There’s another reason buyers will like the east metro, said real estate agent Jim Seabold of Coldwell Banker Burnet’s Crocus Hill office in St. Paul. “You can get more value for your money,” he said. Seabold thinks future demand will focus more on new homes than resales. In what he calls the HGTV era, keeping up with the latest colors and finishes have become key to sales. “It’s not a slight color change, it’s the total opposite,” he said. “And it’s moving so fast that it’s out of style in no time.”
Todd Polifka, president of Custom One Homes in Woodbury, tested the market there six years ago when he developed Autumn Ridge, the first housing development in that suburb with a base price of $1 million. He has one lot left from the original 20. Now he’s opening the nearby Autumn Bluff neighborhood, which will offer a dozen lots with homes priced at $1.25 million and up. He already has five lots on hold for potential buyers, who tend to be medical entrepreneurs, athletes and upper-income sales professionals.
Veterans say the new sales are more than a passing fad.
Tom Budzynski, founder and head of TJB Homes Inc. in Blaine, said that the east metro typically hasn’t drawn as much traffic to its luxury model homes because it has had fewer homes spread over more locations.
The Royal Club development is bringing luxury buyers to one large development and giving them a broad choice of styles and builders, he said.
Budzynski said one of his clients was looking at buying a house in Edina a year ago but didn’t commit. The same buyer visited Royal Club this year and decided to buy.
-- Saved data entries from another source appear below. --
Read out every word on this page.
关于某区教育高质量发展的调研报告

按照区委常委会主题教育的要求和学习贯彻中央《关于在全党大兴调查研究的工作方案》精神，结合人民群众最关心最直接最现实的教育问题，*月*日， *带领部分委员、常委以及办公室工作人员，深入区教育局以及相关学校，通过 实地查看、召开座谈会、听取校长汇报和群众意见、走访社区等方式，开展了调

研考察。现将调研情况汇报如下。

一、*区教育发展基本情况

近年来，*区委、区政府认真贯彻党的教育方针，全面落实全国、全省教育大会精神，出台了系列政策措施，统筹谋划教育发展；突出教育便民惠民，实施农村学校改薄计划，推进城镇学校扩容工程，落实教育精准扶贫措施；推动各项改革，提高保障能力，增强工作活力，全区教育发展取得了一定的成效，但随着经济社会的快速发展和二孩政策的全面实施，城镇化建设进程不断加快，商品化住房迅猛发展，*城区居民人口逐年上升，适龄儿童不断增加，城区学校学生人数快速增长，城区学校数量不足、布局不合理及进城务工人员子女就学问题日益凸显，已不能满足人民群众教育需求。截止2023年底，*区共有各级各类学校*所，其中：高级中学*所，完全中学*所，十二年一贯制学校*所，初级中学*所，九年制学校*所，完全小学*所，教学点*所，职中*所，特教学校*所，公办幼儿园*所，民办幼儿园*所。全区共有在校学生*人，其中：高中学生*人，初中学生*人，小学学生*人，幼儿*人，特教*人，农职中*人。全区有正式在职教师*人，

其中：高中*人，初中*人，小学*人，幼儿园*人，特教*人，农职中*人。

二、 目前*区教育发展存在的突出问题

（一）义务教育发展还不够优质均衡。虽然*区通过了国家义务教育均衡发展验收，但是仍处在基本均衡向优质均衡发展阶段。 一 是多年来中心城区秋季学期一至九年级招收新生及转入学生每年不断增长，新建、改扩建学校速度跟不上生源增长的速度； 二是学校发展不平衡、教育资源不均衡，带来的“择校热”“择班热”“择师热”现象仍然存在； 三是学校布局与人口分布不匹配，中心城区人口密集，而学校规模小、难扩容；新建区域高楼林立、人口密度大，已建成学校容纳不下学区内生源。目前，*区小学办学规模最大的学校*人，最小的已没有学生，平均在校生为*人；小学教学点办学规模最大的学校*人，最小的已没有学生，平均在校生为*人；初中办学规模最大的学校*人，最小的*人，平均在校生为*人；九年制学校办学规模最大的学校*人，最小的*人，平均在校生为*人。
The results from the recent launch party reflect how strong the interest is, he said. “We held a lot for one client and set up appointments with three others,” Budzynski said of the evening.
Homebuilder Len Pratt agrees.
“I’ve been an East-Sider for the 45 years of my career as a builder,” said Pratt, owner of Pratt Homes in Vadnais Heights. “I’ve seen the gradual but steady increase in demand for executive homes.”
Pratt, who estimates he has built 800 homes over the years, said he started building villas in the 1980s. “It wasn’t my idea, it was my customers,’’ he said. Snowbirds who had patio homes in the South wanted smaller, maintenance-free homes here. What’s different with Royal Club is the concentration of luxury homes in one new neighborhood.
“Its time was just right,” Pratt said. “We did two groundbreakings last week. We had a hard time getting a place to park. You could just feel the energy.”